X_train, X_test, y_train, y_test = train_test_split(X, y, test_size=0.33, random_state=42)

cluster = KMeans(n_clusters=80, random_state=42).fit_predict(X_train)
X_train['cluster'] = cluster
X_train['cluster'].plot(kind='hist', bins=80)
_ = plt.xlabel('Cluster')
_ = plt.ylabel('Count')
_ = plt.title('Histogram of Clusters')
plt.show()

_ = plt.scatter(x=X_train['Age'], y=X_train['DailyRate'], c=X_train['cluster'], cmap='Blues')
_ = sns.kdeplot(data=X_train['Age'], data2=X_train['DailyRate'])
_ = plt.xlabel('Age')
_ = plt.ylabel('Daily Rate')
_ = plt.title('Clusters within Age/Daily Rate')
plt.show()

x = np.corrcoef(X_train['cluster'], y_train)
print(x)


It will be interesting to see if this helps. I’ve chosen to go with 80 clusters by trial and error. You can see in the scatter/kde plot above that most of my clusters occur among employees with a low daily rate, although the majority of my employees are in a single cluster above about 600.

# Modeling

Time to get serious! First I’ll run the same transformation on my test data that I just did on my train data, then I’ll run some classifiers, see which one works best, and tune it for optimal performance.

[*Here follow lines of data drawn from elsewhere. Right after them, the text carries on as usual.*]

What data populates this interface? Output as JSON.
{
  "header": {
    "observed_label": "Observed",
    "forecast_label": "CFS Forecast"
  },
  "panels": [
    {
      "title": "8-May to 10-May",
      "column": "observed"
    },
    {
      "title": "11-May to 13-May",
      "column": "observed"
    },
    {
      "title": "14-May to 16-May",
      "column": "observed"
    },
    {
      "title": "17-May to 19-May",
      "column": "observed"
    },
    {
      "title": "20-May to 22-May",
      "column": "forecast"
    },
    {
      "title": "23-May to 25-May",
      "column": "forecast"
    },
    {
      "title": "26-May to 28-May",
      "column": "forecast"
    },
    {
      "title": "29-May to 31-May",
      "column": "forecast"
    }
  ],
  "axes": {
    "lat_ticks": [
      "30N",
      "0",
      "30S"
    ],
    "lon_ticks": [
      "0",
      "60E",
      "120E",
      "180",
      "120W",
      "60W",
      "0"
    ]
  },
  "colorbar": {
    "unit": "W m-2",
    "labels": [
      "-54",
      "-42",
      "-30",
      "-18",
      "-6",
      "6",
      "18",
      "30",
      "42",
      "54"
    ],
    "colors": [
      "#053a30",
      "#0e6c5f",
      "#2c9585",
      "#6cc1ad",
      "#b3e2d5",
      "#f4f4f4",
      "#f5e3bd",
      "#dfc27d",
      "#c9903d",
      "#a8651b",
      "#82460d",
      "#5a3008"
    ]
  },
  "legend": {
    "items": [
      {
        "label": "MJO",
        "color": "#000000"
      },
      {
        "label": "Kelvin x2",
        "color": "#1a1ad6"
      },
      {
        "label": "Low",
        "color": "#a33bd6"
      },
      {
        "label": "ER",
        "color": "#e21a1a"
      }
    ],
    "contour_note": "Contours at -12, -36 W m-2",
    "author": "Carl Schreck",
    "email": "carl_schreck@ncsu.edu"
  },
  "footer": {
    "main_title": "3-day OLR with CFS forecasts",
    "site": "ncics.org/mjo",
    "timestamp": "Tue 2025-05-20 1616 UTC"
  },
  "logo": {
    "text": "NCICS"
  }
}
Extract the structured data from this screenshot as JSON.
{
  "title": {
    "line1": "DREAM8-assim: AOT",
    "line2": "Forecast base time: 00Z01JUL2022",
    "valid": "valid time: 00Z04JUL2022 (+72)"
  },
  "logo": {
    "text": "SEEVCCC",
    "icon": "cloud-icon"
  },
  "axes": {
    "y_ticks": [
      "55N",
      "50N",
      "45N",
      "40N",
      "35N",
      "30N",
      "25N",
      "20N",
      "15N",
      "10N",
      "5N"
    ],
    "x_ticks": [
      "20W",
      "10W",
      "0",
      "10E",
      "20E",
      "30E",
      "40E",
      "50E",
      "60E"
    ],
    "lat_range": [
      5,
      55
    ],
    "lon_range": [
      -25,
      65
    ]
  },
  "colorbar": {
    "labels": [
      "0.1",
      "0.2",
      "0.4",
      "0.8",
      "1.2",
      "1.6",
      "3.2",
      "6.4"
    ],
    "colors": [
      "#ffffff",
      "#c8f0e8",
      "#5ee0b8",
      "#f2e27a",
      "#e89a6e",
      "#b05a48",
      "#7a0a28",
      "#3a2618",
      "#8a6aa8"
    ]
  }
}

cluster = KMeans(n_clusters=80, random_state=42).fit_predict(X_test)
X_test['cluster'] = cluster



## Random Forest

from sklearn.ensemble import RandomForestClassifier as RFC
from sklearn.metrics import accuracy_score

fmodel = RFC(n_estimators=100, random_state=42, max_depth=11, max_features=11).fit(X_train, y_train)
prediction = fmodel.predict(X_test)
score = accuracy_score(y_test, prediction)
print(score)


## Support Vector Classification

from sklearn.svm import SVC

model = SVC(random_state=42).fit(X_train, y_train)
prediction = model.predict(X_test)
score = accuracy_score(y_test, prediction)
print(score)


from sklearn.ensemble import AdaBoostClassifier as ABC

model = ABC(n_estimators=100, random_state=42, learning_rate=.80).fit(X_train, y_train)
prediction = model.predict(X_test)
score = accuracy_score(y_test, prediction)
print(score)


## Bagging Classifier

from sklearn.ensemble import BaggingClassifier as BC

model = BC(n_estimators=100, random_state=42).fit(X_train, y_train)
prediction = model.predict(X_test)
score = accuracy_score(y_test, prediction)
print(score)


## Extra Trees Classifier

from sklearn.ensemble import ExtraTreesClassifier as XTC

model = XTC(n_estimators=100, random_state=42, criterion='entropy', max_depth=20).fit(X_train, y_train)
prediction = model.predict(X_test)
score = accuracy_score(y_test, prediction)
print(score)


Looks like my best models, once the parameters are tuned a little bit, are the Random Forest and the Extra Trees Classifier. All of them perform very similarly however.